New York. 23h59. Black out total. Une boule de feu déchire l’air, rase les fondations d’un building, de haut en bas. Une chute vertigineuse en partance du 29ème étage. C’est la vieille dame du 28ème qui le dit à l’inspecteur du NYPD. Oui mais voilà, plusieurs dizaines de mètres plus bas, rien. Pas de corps. Pas de sang maculant l’asphalte.
Tel est le point de départ de Polaroïde , ce livre « gratte-ciel », où l’on déambule de couloirs en escaliers, entre sommet et rez-de-chaussée.
Avec Polaroïde , James Douglas prête son œil ironique et drôle à cet inspecteur qui va autopsier l’immeuble, à la recherche d’indices ; à tous les étages, il frappe aux portes, cours et flâne au sein du microcosme qu’est ce monstre de l’architecture.
A chaque étage, une porte s’ouvre, un instantané est tiré, un cliché prend forme. Entre témoins cocasses, délires poétiques et réflexions doucement philosophiques, l’inspecteur va replonger dans ses souvenirs, trébucher sur quelques instants nostalgiques, et puis, tomber dans l’amour, fall in love comme disent les américains.
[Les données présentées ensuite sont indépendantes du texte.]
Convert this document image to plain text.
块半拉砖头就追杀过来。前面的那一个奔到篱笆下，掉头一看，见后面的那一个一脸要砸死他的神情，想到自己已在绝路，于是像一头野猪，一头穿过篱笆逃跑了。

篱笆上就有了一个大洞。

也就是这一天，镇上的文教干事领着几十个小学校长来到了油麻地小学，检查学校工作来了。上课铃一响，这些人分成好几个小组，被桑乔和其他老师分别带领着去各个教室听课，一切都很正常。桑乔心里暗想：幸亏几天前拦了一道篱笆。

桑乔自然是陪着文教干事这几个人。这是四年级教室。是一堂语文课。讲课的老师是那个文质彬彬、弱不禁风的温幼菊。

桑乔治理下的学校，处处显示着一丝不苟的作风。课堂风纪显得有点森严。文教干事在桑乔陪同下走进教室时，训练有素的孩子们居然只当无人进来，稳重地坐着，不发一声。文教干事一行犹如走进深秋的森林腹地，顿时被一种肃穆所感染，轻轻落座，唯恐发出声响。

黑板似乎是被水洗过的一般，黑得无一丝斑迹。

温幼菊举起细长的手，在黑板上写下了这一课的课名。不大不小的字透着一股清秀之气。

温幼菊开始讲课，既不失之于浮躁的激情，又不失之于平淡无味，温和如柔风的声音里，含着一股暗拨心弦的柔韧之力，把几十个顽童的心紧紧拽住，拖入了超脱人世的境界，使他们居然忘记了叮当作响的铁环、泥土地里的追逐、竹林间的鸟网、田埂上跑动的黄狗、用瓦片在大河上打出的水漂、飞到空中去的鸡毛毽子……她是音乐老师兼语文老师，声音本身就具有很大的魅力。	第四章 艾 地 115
Ce roman à l’ironie cinglante, plein de fantaisie et d’autodérision, chapeauté par la menace terroriste, est une vraie bouffée d’oxygène. L’écriture est vive et insolente, le héros lui, est attachant. On rit, on grimace, mais on regrette surtout que Polaroïde soit le seul ouvrage de cet auteur, qui méritait vraiment d’être connu de son vivant.
Polaroïde , ça serait comme un envol, une étoile filante, une inspiration jamais arrêtée, un satellite en orbite, un caillou lancé d’en haut, qui jamais ne serait tombé. Espérons tout de même que s’il doive atterrir (ou juste rebondir on lui souhaite), il le fasse chez ses compatriotes, de l’autre côté de l’Atlantique, ça ne serait que justice rendue au talent et à l’impertinence de James Douglas, trop tôt disparu.